Check out the latest Base Rates (BR) and effective lending rates for various banks across Malaysia here.
What do borrowers need to know?
1. Residential property loans prior to 2015 will continue to be referenced against the Base Lending Rate until their maturities unless you refinance your mortgage. The refinanced loan will then be based on the new Base Rate.
2. Your monthly repayment amount will increase or decrease when there is a change in the bank’s BR. However, apart from revisions resulting from an OPR change, banks are allowed to revise the BR only at quarterly intervals. This is to minimise excessively frequent adjustments to the BR. It is a standard procedure for banks to send a notification letter on the revised instalment amount when there is a BR revision – this must be done at least seven calendar days prior to the date the revised monthly instalment comes into effect.

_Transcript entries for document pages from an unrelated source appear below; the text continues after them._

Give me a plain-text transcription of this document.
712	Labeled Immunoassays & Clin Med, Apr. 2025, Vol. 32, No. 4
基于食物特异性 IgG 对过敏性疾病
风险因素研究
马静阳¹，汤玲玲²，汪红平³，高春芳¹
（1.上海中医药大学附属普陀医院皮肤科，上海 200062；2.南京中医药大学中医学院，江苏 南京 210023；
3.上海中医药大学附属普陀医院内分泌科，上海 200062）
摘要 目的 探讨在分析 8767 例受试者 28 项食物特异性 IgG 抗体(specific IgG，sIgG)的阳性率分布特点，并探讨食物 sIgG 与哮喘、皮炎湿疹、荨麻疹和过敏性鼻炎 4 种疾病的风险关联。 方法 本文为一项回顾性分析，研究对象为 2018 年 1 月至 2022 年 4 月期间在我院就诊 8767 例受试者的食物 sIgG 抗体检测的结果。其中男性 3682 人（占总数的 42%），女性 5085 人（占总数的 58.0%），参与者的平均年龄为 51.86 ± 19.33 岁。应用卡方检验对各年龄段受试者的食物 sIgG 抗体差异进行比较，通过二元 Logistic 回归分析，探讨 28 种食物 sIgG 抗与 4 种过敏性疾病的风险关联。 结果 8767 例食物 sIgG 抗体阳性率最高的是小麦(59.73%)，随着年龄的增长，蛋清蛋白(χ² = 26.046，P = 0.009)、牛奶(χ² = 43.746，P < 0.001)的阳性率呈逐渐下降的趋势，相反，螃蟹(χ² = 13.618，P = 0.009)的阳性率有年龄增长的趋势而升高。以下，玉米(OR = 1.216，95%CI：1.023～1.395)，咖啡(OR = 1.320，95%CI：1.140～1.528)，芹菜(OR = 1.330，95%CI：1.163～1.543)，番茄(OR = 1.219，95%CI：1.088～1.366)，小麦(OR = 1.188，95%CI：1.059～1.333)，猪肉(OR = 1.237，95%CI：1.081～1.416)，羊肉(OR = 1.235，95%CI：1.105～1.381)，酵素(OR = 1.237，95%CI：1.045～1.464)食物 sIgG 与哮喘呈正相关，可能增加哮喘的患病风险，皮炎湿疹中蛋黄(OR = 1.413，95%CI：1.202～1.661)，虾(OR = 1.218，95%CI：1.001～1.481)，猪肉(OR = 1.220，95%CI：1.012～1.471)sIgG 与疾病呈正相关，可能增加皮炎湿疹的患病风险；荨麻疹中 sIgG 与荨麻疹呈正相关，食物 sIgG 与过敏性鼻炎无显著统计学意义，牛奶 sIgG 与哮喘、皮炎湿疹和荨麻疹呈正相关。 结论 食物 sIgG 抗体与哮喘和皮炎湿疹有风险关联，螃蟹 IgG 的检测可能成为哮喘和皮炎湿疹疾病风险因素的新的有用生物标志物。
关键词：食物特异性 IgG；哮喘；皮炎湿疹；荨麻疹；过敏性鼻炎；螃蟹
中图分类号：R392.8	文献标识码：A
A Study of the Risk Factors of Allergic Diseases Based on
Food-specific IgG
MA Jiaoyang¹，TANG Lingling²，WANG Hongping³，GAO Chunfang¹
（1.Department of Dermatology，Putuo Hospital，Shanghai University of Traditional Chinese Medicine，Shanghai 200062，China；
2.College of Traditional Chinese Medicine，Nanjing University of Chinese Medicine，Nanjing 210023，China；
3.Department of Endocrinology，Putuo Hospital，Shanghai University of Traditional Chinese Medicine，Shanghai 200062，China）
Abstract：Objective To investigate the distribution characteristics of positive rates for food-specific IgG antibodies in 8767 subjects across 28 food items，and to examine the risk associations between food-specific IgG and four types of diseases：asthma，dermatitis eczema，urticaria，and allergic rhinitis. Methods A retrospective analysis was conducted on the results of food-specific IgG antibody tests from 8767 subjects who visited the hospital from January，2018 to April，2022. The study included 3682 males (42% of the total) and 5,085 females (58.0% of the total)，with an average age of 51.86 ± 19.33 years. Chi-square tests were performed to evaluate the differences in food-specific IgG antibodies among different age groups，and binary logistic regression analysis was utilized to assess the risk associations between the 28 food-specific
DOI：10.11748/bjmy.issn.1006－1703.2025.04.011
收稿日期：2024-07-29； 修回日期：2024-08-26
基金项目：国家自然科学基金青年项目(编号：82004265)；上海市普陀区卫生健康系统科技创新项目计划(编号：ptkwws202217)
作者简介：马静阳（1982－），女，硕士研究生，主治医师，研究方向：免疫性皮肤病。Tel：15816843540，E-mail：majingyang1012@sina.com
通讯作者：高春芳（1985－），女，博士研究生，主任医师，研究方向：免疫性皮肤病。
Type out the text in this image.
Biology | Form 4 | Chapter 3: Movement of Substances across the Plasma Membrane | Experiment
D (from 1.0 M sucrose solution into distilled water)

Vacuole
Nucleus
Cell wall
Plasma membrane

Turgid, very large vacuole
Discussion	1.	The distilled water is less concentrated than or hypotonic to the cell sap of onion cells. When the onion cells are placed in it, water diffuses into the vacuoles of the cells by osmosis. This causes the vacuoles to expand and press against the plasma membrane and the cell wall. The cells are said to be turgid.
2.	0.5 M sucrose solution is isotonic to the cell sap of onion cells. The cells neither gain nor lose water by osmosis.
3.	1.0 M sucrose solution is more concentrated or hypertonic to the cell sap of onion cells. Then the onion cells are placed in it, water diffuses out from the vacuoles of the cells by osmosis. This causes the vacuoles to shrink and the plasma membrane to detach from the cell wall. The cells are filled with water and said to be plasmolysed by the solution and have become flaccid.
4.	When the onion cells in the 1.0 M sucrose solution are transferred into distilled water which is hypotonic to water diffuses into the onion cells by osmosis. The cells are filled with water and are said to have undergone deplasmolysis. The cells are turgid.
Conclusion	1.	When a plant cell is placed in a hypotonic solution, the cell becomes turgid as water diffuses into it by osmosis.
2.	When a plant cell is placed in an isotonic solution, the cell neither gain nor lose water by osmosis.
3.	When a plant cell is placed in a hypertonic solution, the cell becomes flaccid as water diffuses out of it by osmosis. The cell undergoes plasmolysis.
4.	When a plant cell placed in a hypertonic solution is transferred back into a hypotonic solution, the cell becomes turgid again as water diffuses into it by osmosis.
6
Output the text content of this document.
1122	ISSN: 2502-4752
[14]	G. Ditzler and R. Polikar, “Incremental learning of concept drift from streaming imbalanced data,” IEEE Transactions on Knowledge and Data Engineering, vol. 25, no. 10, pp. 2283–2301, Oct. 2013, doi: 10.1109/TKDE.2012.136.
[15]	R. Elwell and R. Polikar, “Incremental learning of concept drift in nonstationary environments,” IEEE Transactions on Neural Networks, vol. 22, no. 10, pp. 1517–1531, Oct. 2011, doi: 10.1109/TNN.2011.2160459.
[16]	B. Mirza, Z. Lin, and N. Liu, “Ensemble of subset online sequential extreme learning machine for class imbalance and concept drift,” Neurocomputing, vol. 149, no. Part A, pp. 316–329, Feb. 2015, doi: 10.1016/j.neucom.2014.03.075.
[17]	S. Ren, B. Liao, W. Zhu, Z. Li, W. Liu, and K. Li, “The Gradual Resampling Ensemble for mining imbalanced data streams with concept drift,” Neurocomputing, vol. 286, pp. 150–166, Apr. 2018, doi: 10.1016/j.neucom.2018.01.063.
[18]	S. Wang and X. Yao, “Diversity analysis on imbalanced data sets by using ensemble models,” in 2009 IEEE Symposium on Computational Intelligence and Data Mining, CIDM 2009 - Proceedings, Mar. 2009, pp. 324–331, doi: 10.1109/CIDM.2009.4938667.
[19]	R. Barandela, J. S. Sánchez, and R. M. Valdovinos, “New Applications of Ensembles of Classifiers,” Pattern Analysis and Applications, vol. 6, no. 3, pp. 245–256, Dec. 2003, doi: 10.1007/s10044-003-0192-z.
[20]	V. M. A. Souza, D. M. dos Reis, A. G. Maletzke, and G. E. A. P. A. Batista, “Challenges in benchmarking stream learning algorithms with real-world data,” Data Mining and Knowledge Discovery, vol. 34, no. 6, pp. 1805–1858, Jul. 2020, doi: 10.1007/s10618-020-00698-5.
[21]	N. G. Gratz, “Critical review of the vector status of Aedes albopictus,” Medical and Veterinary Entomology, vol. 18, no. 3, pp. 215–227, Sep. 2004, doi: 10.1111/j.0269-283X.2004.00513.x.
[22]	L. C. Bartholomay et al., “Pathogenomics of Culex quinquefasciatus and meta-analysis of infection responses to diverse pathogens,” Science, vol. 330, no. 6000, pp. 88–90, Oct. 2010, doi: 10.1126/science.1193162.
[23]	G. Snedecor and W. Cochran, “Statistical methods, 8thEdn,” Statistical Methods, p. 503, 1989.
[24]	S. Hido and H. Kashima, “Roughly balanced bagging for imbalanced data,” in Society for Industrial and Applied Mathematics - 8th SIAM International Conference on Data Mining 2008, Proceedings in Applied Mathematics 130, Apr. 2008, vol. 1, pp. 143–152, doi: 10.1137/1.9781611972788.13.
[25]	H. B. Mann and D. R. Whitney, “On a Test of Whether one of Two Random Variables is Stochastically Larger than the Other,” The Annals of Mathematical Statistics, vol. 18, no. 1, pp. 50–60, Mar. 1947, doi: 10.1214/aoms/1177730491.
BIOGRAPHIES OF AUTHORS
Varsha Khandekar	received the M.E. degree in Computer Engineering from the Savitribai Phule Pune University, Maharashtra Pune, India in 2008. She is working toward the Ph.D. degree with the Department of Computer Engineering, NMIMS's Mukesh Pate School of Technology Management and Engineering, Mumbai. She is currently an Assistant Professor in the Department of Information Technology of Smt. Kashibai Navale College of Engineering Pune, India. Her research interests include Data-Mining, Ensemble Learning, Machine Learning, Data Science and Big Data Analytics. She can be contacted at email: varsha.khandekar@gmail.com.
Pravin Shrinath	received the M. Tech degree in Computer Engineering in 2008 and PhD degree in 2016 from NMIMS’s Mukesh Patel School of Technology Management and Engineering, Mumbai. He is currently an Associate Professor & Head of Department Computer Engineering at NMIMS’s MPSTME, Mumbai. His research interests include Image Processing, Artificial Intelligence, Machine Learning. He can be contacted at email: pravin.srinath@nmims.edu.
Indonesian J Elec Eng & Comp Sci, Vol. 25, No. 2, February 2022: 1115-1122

3. Should you wish to retain your old monthly instalment, you are allowed to do so upon submitting a request to your bank. However, you should be aware of the implications of maintaining the existing monthly instalment amount. These include any new terms and the additional cost of borrowing that will be incurred as a result of an extension of the tenure of the loan facility – all which should be explained clearly by your bank beforehand.
4. When a financial institution makes any adjustments to the BR, a corresponding adjustment to the BLR will also be made. As such, banks are required to display both their updated BR and BLR at all branches and websites.
5. Any BR change does not represent a change in the Bank’s monetary policy stance.
What should borrowers do before selecting a home loan?
1. The shift from BLR to BR has no impact on Effective Lending Interest Rates charged to borrowers. However, a lower BR offered by one bank does not necessarily mean that it has the lowest ELR. Competitive banks may be willing to settle for lower profit margins and offer lower spreads instead, thus resulting in a lower ELR.
For example, Maybank might impose a BR of 3.7% whereas CIMB has a BR of 3.9% – however, Maybank’s ELR is higher at 4.7% (due to a higher spread) compared to CIMB’s ELR of 4.45%.
Hence, you will want to shop around and compare rates between banks before settling on a certain loan product.
2. The BR may be fixed but you can negotiate on the spread/interest rate to obtain a lower ELR. Of course, you should ensure that you have a good credit rating beforehand as the spread largely depends on the borrower’s risk profile.
3. Ask for a Product Disclosure Sheet (PDS) providing you with the ELR and total repayment amounts for the loan facility.
4. Ask your bank to explain the factors which may lead to a change in the Base Rate.
5. You should assess whether you can continue to afford the loan repayments if the Effective Lending Rate increases in future.